Will your MP be one of the 50 that’ll lose out?

Will your MP be one of the 50 that’ll lose out?

Are boundaries set to be the hot topic this autumn?

Early in September the Welsh boundary commissioners will kick of with what’s looks set to be the main topic for politicians, if not the voters, this autumn, the new seat boundaries.

The first draft proposals for the 2015 political map of the UK will come from Cardiff to be followed in the week of September 12th by those for England. Scottish MPs are going to have to wait a bit longer – the plans for their seats won’t be out until October.

For there can be nothing more unsettling for an MP, particularly those who have safe seats, to know that he/she might have to fight a tough battle with fellow MPs to get the selection if their political careers aren’t to come to an abrupt end on May 7th 2015.
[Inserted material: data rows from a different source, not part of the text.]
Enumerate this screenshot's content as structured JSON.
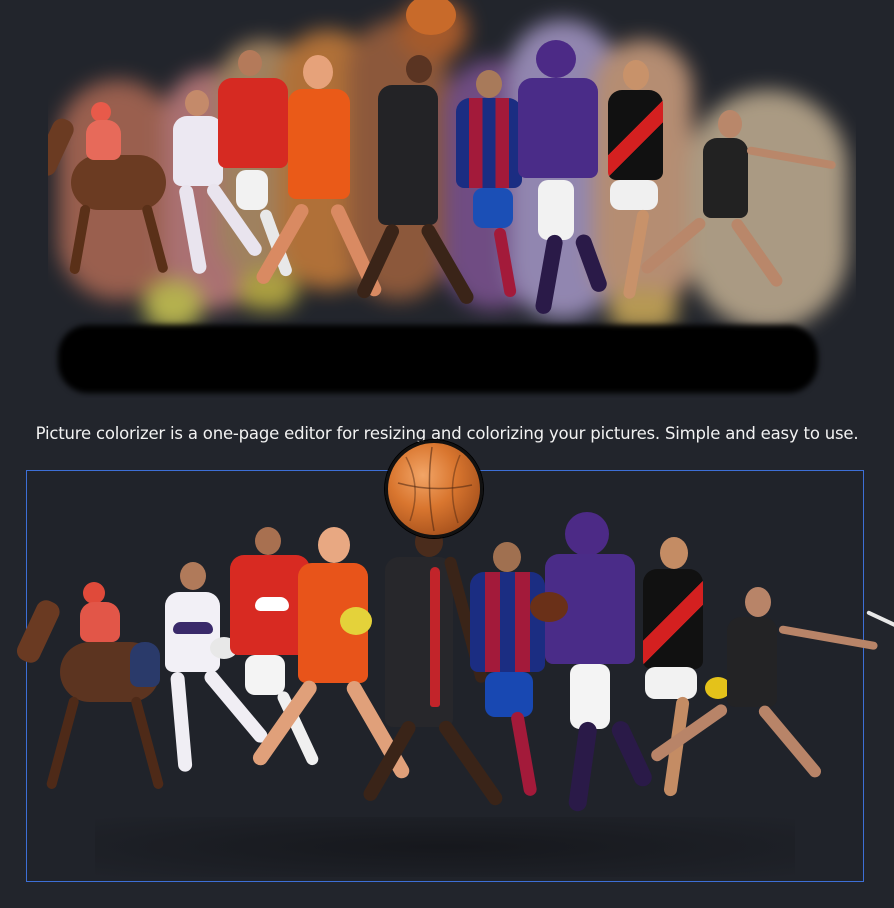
{
  "caption": {
    "text": "Picture colorizer is a one-page editor for resizing and colorizing your pictures. Simple and easy to use."
  },
  "editor": {
    "selection_color": "#3d6fd6"
  },
  "colors": {
    "background": "#22252c",
    "ball": "#d9762f"
  },
  "icons": {
    "ball_handle": "basketball-icon"
  }
}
By accident or design the main bulk of the proposals will have been published just before this year’s round of party conferences starts on September 17th so it’s going to be the hot topic of conversation amongst those attending.

The legislation, enacted in February, reduces the Commons from 650 to 600 seats, establishes the notion of equalised electorates, and has a new fast-track process for finalising what’s in or out of each constituency.

So almost no seat is going to be unchanged which of itself could undermine the incumbency effect.

The Lib Dems are the party that relies most on incumbency. In May 2010 LD Incumbents did 5.3% in terms of vote change compared with seats the party was defending where a new candidate was fighting. Those who’d been elected for the first time in 2005 did 7.8% better.

The Tory incumbency “lift” was much smaller. They saw vote changes that was 1.2% better than seats where a new candidate was defending. The Labour figure was a 2.2% boost.

As soon as the draft proposals come out then I’d hope that people like Anthony Wells who produce the seat calculators will produce new projections on what specific vote shares mean in terms of Commons seat.